Commons Fears All Nursing Students Have Experienced At Least Once
As optimistic as you may be when joining a nursing school, it would not do you much good to think that you will be the best nurse ever. You have to develop thick skin to protect yourself from the constant criticism as everything you do or say for the next few years is being scrutinized and pulled apart. You will be criticized both constructively and otherwise, like when nothing needs to be said for the disapproval to hit home. You have to get used to it, as personal appraisals are part of your job and training.
- Inability to cope in the ward
This may be connected to the previous point, as you will be constantly reminded that you are not perfect. While you should not be too sensitive, you should also not be overly tough and gnarly. Listen to feedback, as it is probably not personal, and use it to mould yourself. Trainers and mentors are there to mould you into a strong, capable, insightful, and well adjusted nurse who can handle the demands of the work environment.
- Not smart enough
Often times a bad grade will send us further down into the pits as we begin to self-analyze and come to the conclusion that “maybe I’m not cut out for this…”. Did you know some of the most successful people probably had the same thoughts at some point? The difference between them and the average person is their ability to learn from these mistakes while still pushing forward. Don’t give up, stay motivated, and keep your eye on the prize. It’s tough of course, but you will feel that much better when you reach your destination.
- Might not get a job after graduation
Some people are concerned that they might invest a lot of time and money in a program and still not be able to find their dream job.
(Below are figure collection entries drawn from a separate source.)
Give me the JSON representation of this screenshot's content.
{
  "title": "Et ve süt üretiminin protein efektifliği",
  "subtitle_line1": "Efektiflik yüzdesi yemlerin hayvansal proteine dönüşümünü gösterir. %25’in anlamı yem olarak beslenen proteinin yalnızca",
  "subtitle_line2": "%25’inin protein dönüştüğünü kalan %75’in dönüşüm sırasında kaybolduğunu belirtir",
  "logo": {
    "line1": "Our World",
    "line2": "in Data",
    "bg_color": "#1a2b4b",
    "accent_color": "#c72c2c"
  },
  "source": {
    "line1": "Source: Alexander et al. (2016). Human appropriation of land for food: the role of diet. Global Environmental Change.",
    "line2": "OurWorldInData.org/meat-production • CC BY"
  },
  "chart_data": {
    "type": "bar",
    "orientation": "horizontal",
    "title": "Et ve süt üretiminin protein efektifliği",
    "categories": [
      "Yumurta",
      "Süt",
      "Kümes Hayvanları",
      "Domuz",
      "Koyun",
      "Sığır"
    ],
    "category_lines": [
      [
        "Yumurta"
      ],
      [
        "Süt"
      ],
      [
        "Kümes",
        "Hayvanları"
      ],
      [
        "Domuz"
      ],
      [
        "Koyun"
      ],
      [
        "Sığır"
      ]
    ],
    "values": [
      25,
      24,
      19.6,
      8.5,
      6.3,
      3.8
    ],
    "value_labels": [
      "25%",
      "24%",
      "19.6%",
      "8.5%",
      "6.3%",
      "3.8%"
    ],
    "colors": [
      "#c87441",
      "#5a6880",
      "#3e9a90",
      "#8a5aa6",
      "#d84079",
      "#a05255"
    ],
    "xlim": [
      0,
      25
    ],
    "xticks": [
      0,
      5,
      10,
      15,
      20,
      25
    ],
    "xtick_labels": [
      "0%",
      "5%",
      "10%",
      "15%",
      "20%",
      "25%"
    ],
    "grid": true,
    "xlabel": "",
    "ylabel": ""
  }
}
But nothing in life is guaranteed. While it is hard to tell your fate after graduating, you can look at current statistics for the demand and annual pay for registered nurses. The Bureau of Labor statistics claims that employment of registered nurses will continue to grow at 26 percent between 2010 and 2020. Career opportunities for nurses are as high as ever.
There are many other concerns, like your ability to juggle school, work and family life, or where you will get your fees from, or even whether you can get the time to go to school. There are many challenges, so you have to establish the right support systems – family, friends, and mentors – and stay focused on your dreams and the ultimate reward.